The United States is one of the world’s most important innovation drivers. This is a key reason why the Fraunhofer Society, Europe’s largest applied R&D organization, decided to establish Fraunhofer USA Inc. twenty years ago. The Michigan State University - Fraunhofer USA Center for Coatings and Diamond Technologies (CCD) is located in East Lansing, Michigan, on the campus of MSU. For thirteen years MSU and Fraunhofer have collaborated on research projects in the fields of thin film coatings and diamond materials. The center provides customized technology solutions to its clients by combining process, materials and systems knowhow with scientific excellence, quality and project management. Selected ongoing projects are presented here.

Diamond – The Ultimate Wide Bandgap Semiconductor Material for Power Electronics

Diamond crystal produced by plasma assisted chemical vapor deposition
Fig. 1: Diamond crystal produced by
plasma assisted chemical vapor

Researchers of the Fraunhofer USA Center for Coatings and Diamond Technologies and Michigan State University were awarded an ARPA-E grant in the field of diamond electronics. The project is to develop a diamond-based diode operating at a breakdown voltage of 1200 V and a forward current of 100 A. The field of diamond synthesis and applications is undergoing a spectacular period of transformation as the ability to deposit high-quality monocrystalline diamond materials advances (Figure 1). Diamond is a unique material with multiple superlative properties, including unmatched thermal conductivity, high charge carrier mobilities, and high electric field breakdown strength. The exceptional semiconductor properties of diamond have enormous potential for high-power electronics technology with applications in transportation, manufacturing, and energy sectors. For a number of power electronics applications, the achievable possibilities with diamond substantially exceed those of other wide bandgap semiconductor materials. The project benefits from the capabilities and expertise gained through the collaborative efforts of Fraunhofer CCD and MSU on diamond material synthesis and fabrication over the last twelve years. 

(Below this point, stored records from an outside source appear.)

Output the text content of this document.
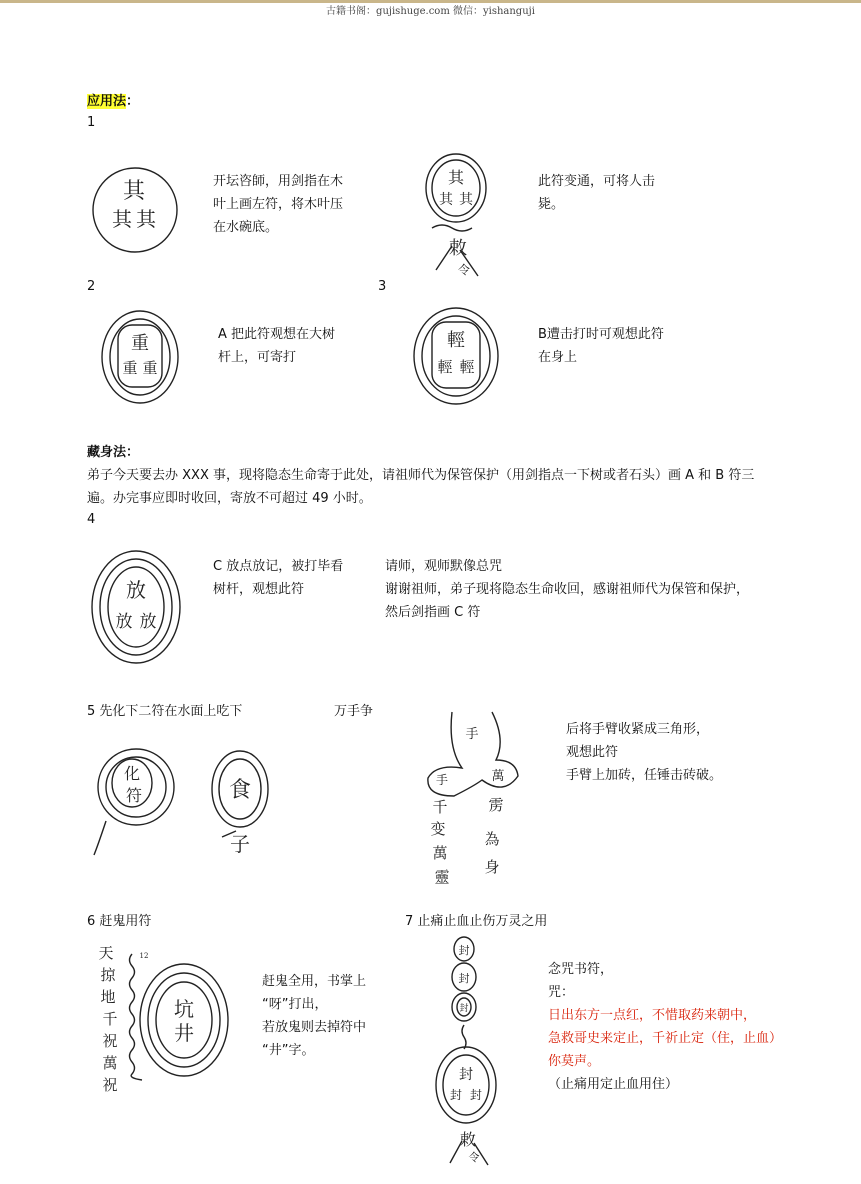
古籍书阁：gujishuge.com 微信：yishanguji
应用法：
1
其
其 其
开坛咨師，用剑指在木
叶上画左符，将木叶压
在水碗底。
其
其 其
敕
令
此符变通，可将人击
毙。
2	3
重
重 重
A 把此符观想在大树
杆上，可寄打
輕
輕 輕
B遭击打时可观想此符
在身上
藏身法：
弟子今天要去办 XXX 事，现将隐态生命寄于此处，请祖师代为保管保护（用剑指点一下树或者石头）画 A 和 B 符三
遍。办完事应即时收回，寄放不可超过 49 小时。
4
放
放 放
C 放点放记，被打毕看
树杆，观想此符
请师，观师默像总咒
谢谢祖师，弟子现将隐态生命收回，感谢祖师代为保管和保护，
然后剑指画 C 符
5 先化下二符在水面上吃下	万手争
化
符	食
子
手
手	萬
千
变
萬
靈
雳
為
身
后将手臂收紧成三角形，
观想此符
手臂上加砖，任锤击砖破。
6 赶鬼用符
天
掠
地
千
祝
萬
祝
12
坑
井
赶鬼全用，书掌上
“呀”打出，
若放鬼则去掉符中
“井”字。
7 止痛止血止伤万灵之用
封
封
封
封
封 封
敕
令
念咒书符，
咒：
日出东方一点红，不惜取药来朝中，
急救哥史来定止，千祈止定（住，止血）
你莫声。
（止痛用定止血用住）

Transportation Safety – Anti-reflective Coatings for Transit Bus Windshields

DLC coated transit bus windshield section. Left half of sample is uncoated
  Fig.2: DLC coated transit bus 
windshield section. Left half of
  sample is uncoated.

Researchers at the Fraunhofer USA Center for Coatings and Diamond Technologies, The Mackinac Technology Company (MTC) and the University of Michigan Transportation Research Institute were awarded a Small Business Innovation Research (SBIR) Phase II Department of Transportation grant to develop an anti-reflective windshield coating for transit bus windows. Transit buses operating at night are required to maintain interior illumination whenever passengers are onboard. This interior lighting reflects off the windshield and obscures the driver’s vision. The problem of windshield reflection creates a hazardous situation, which is being addressed in this research program. This two-year project aims to develop a thin film coating technology capable of reducing the glare on bus windshields and started in September 2014. During the previously performed Phase I of this project, the team demonstrated that an innovative ultra-low refractive index material made of amorphous “diamond-like” carbon (DLC) could be deposited in nanometer thin layers to the surfaces of windshield glass to significantly reduce reflection of visible light and improve driver vision (Figure 2). The awarded Phase II project will build on this success to advance the technology toward a commercial product by applying the coatings to full-size transit bus windows.

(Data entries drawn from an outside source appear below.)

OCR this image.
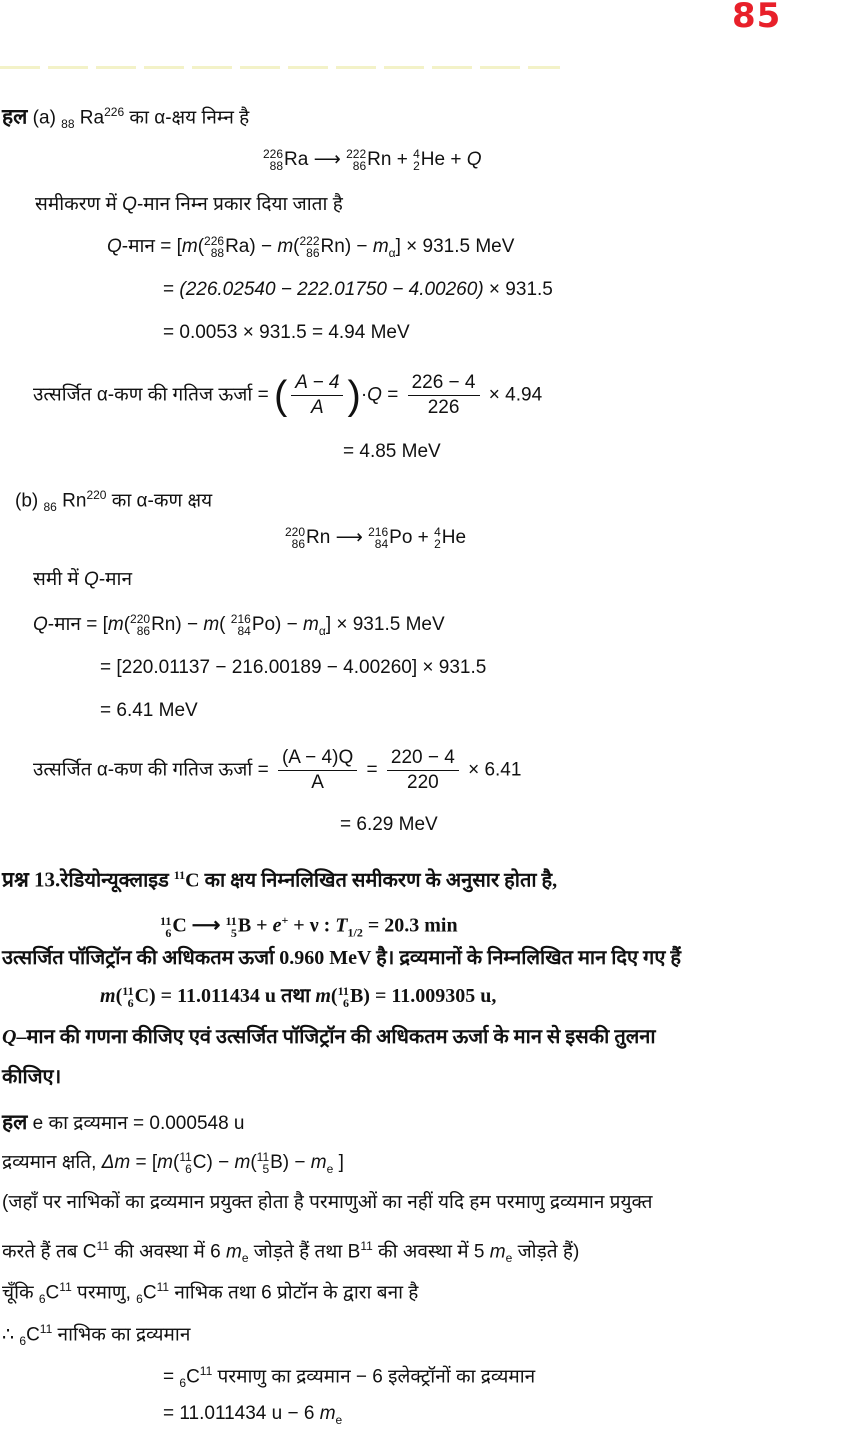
85
हल (a) $_{88}$ Ra$^{226}$ का α-क्षय निम्न है
226
88 Ra ⟶ 222
86 Rn + 4
2 He + Q
समीकरण में Q-मान निम्न प्रकार दिया जाता है
Q-मान = [m( 226
88 Ra) − m( 222
86 $Rn) - m_\alpha] \times 931.5$ MeV
= (226.02540 − 222.01750 − 4.00260) × 931.5
= 0.0053 × 931.5 = 4.94 MeV
उत्सर्जित α-कण की गतिज ऊर्जा = ( $\frac{A - 4}{A} )\cdot Q = \frac{226 - 4}{226} \times 4.94$
= 4.85 MeV
(b) $_{86}$ Rn$^{220}$ का α-कण क्षय
220
86 Rn ⟶ 216
84 Po + 4
2 He
समी में Q-मान
Q-मान = [m( 220
86 Rn) − m( 216
84 $Po) - m_\alpha] \times 931.5$ MeV
= [220.01137 − 216.00189 − 4.00260] × 931.5
= 6.41 MeV
उत्सर्जित α-कण की गतिज ऊर्जा = $\frac{(A - 4)Q}{A} = \frac{220 - 4}{220} \times 6.41$
= 6.29 MeV
प्रश्न 13.रेडियोन्यूक्लाइड $^{11}$C का क्षय निम्नलिखित समीकरण के अनुसार होता है,
11
6 C ⟶ 11
5 B + e+ + ν : $T_{1/2} = 20.3$ min
उत्सर्जित पॉजिट्रॉन की अधिकतम ऊर्जा 0.960 MeV है। द्रव्यमानों के निम्नलिखित मान दिए गए हैं
m( 11
6 C) = 11.011434 u तथा m( 11
6 B) = 11.009305 u,
Q–मान की गणना कीजिए एवं उत्सर्जित पॉजिट्रॉन की अधिकतम ऊर्जा के मान से इसकी तुलना
कीजिए।
हल e का द्रव्यमान = 0.000548 u
द्रव्यमान क्षति, Δm = [m( 11
6 C) − m( 11
5 $B) - m_e$ ]
(जहाँ पर नाभिकों का द्रव्यमान प्रयुक्त होता है परमाणुओं का नहीं यदि हम परमाणु द्रव्यमान प्रयुक्त
करते हैं तब $C^{11}$ की अवस्था में 6 $m_e$ जोड़ते हैं तथा $B^{11}$ की अवस्था में 5 $m_e$ जोड़ते हैं)
चूँकि $_6C^{11}$ परमाणु, $_6C^{11}$ नाभिक तथा 6 प्रोटॉन के द्वारा बना है
∴ $_6C^{11}$ नाभिक का द्रव्यमान
= $_6C^{11}$ परमाणु का द्रव्यमान − 6 इलेक्ट्रॉनों का द्रव्यमान
= 11.011434 u − 6 $m_e$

Energy efficient window glazing through cost-effective retrofitting

Photo of a test window with four main segments (left) and infrared image of the window with different installed Low-E inserts (right)
Fig.3: Photo of a test window with four main
segments (left) and infrared image of the
window with different installed Low-E
inserts (right)

In the United States, architectural glass windows account for 15-20% of building envelope areas. The US Department of Energy estimates the energy losses through windows to be approximately 50-60%. This means that more than half of all heating and cooling energy gets lost through windows. This energy waste costs the nation approximately 50 billion dollars per year. Currently, the best commercial solution to reduce thermal energy losses through windows is to install multi-pane windows with so-called “Low-E” coatings. Low-E glass is coated with a thin and optically transparent film, which features low thermal emission properties in the infrared spectral region. Many applications of Low-E glass use very thin metal films such as silver. Disadvantages of this solution include the high weight of double or multi-pane windows and the high costs of replacing them when they start to fail. This can happen when air penetrates in-between the panes and corrodes the Low-E coating. Other approaches such as adhesive foils mounted directly to the glass pane are often not effective, hard to install, not attractive optically and in many cases expensive, so that energy savings cannot recoup installation costs within 10 years. The task is therefore to develop a simple retrofit solution for already existing windows, which provides substantial energy savings yet does not diminish the optical appearance of the window.

In collaboration with industry partner, MTC from Grand Rapids, MI, scientists at the Fraunhofer USA Center for Coatings and Diamond Technologies are developing a cost-effective and adaptable solution to make already existing windows substantially more energy efficient. The concept is based on a very thin, lightweight, optically transparent and UV stable polymer film that is coated with a wavelength selective and nonmetallic Low-E coating. In the range of visible wavelengths the coated polymer film is completely transparent. This polymer film is not adhering to the glass surface. Instead the film is installed as an insert in a lightweight frame, which attaches to the existing window frame on the inside of the building. It can easily be configured, installed and removed.